FOLK & FAIRY TALES
This is the most defining genre of children’s literature and the most popular. Many identify children’s literature as just folk and fairy tales. Today, we understand that children’s literature is a burgeoning art form with newer genres being discovered continuously.
Folk and fairy tales play an important role in the reading diet of children. These stories reveal to children their universal and cultural identity in explicit ways. Furthermore, they are some of the world’s oldest stories that every generation has read or heard. For this reason, these stories are often described as legacy literature.
These tales are one of the first forays children have into understanding the world as multicultural. The earlier children understand this, the better. Introducing children to stories that are “windows” (Bishop, 1990) to multiculturalism begins their journey into understanding themselves as part of humanity.

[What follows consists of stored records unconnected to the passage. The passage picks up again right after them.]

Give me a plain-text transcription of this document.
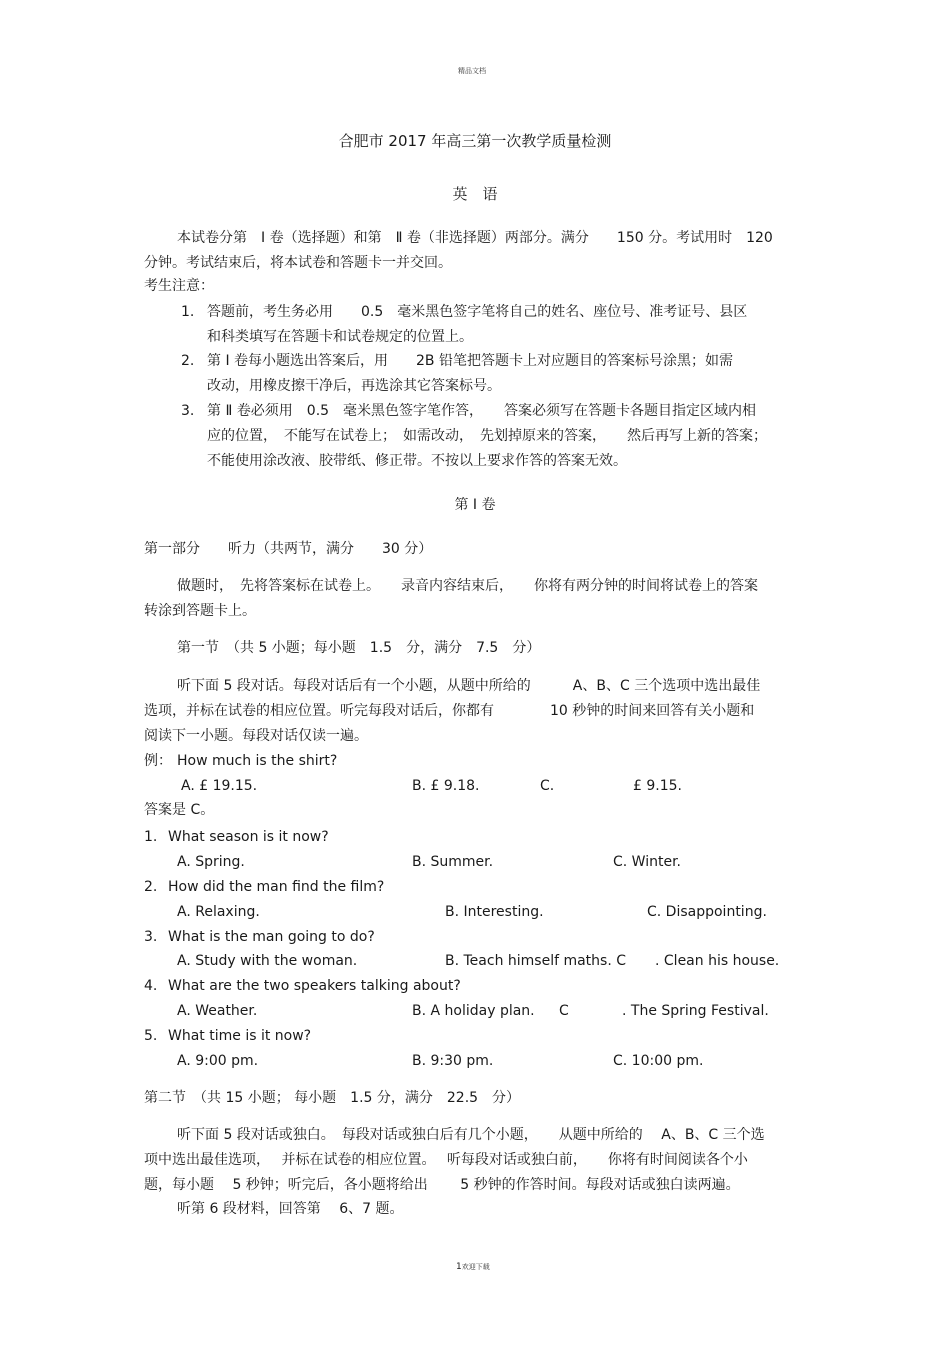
精品文档
合肥市 2017 年高三第一次教学质量检测
英　语
本试卷分第　Ⅰ 卷（选择题）和第　Ⅱ 卷（非选择题）两部分。满分　　150 分。考试用时　120
分钟。考试结束后，将本试卷和答题卡一并交回。
考生注意：
1. 答题前，考生务必用　　0.5　毫米黑色签字笔将自己的姓名、座位号、准考证号、县区
和科类填写在答题卡和试卷规定的位置上。
2. 第 Ⅰ 卷每小题选出答案后，用　　2B 铅笔把答题卡上对应题目的答案标号涂黑；如需
改动，用橡皮擦干净后，再选涂其它答案标号。
3. 第 Ⅱ 卷必须用　0.5　毫米黑色签字笔作答，　　答案必须写在答题卡各题目指定区域内相
应的位置，　不能写在试卷上；　如需改动，　先划掉原来的答案，　　然后再写上新的答案；
不能使用涂改液、胶带纸、修正带。不按以上要求作答的答案无效。
第 Ⅰ 卷
第一部分　　听力（共两节，满分　　30 分）
做题时，　先将答案标在试卷上。　　录音内容结束后，　　你将有两分钟的时间将试卷上的答案
转涂到答题卡上。
第一节　（共 5 小题；每小题　1.5　分，满分　7.5　分）
听下面 5 段对话。每段对话后有一个小题，从题中所给的　　　A、B、C 三个选项中选出最佳
选项，并标在试卷的相应位置。听完每段对话后，你都有　　　　10 秒钟的时间来回答有关小题和
阅读下一小题。每段对话仅读一遍。
例： How much is the shirt?
A. £ 19.15.	B. £ 9.18.	C.	£ 9.15.
答案是 C。
1. What season is it now?
A. Spring.	B. Summer.	C. Winter.
2. How did the man find the film?
A. Relaxing.	B. Interesting.	C. Disappointing.
3. What is the man going to do?
A. Study with the woman.	B. Teach himself maths. C . Clean his house.
4. What are the two speakers talking about?
A. Weather.	B. A holiday plan. C	. The Spring Festival.
5. What time is it now?
A. 9:00 pm.	B. 9:30 pm.	C. 10:00 pm.
第二节　（共 15 小题； 每小题　1.5 分，满分　22.5　分）
听下面 5 段对话或独白。　每段对话或独白后有几个小题，　　从题中所给的　 A、B、C 三个选
项中选出最佳选项，　 并标在试卷的相应位置。　 听每段对话或独白前，　　你将有时间阅读各个小
题，每小题　 5 秒钟；听完后，各小题将给出　　 5 秒钟的作答时间。每段对话或独白读两遍。
听第 6 段材料，回答第　 6、7 题。
1欢迎下载
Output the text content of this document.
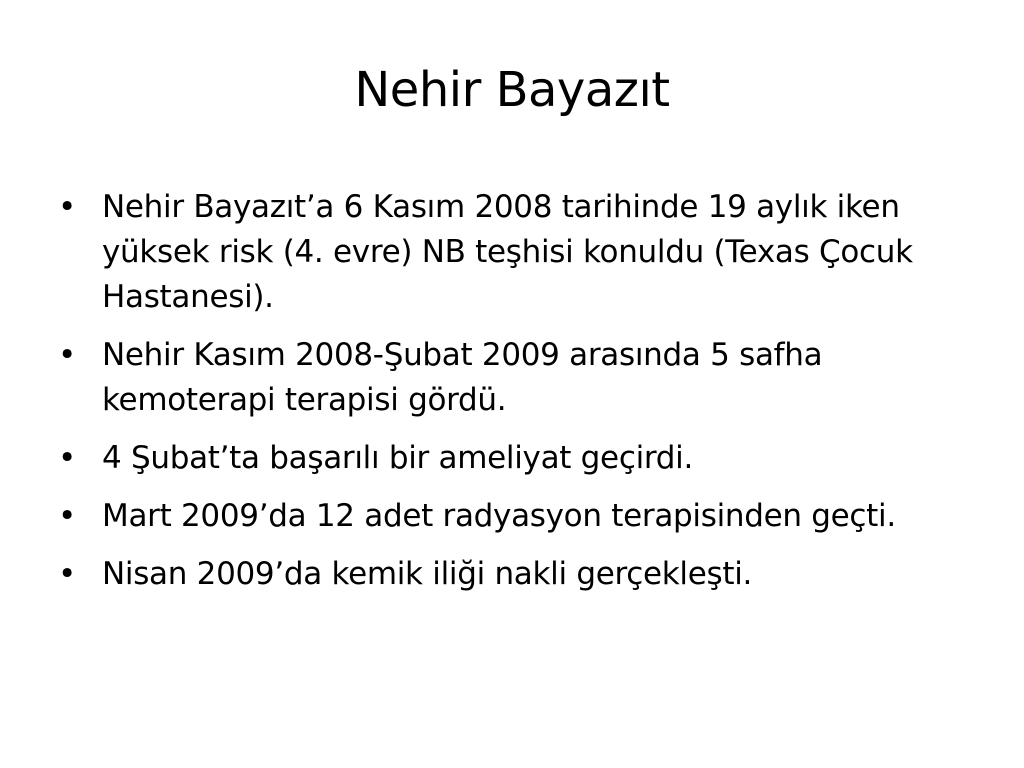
Nehir Bayazıt
• Nehir Bayazıt’a 6 Kasım 2008 tarihinde 19 aylık iken yüksek risk (4. evre) NB teşhisi konuldu (Texas Çocuk Hastanesi).
• Nehir Kasım 2008-Şubat 2009 arasında 5 safha kemoterapi terapisi gördü.
• 4 Şubat’ta başarılı bir ameliyat geçirdi.
• Mart 2009’da 12 adet radyasyon terapisinden geçti.
• Nisan 2009’da kemik iliği nakli gerçekleşti.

Folktales are traditional tales about worlds gone by. As children read these stories, they gain evolutionary perspectives of their own identities, their families and of others. These stories are often either literary or fairy tales. Literary folktales are formulaic, employing traditional narrative patterns about the goals, aspirations and challenges of characters, families or communities. These tales tend to begin, develop and end in formulaic ways and often demonstrate the enormity of life in the simplicity of everyday matters.
For bilingual children, who are learning English as a second language, folktales are ideal stories particularly because of their formulaic organization and clear themes. What is even more ideal about these stories, in particular retellings, is that bilingual children meet characters who look just like them interacting in English, the language they are learning.
Fairy tales, on the other hand, are magical. They are unbelievable stories where magic plays a role.
They ignite the imagination of children by offering the view that happenstance aids the good and kind or the strong and courageous. Fairy tales expand children’s understanding of life as both physical and supernatural.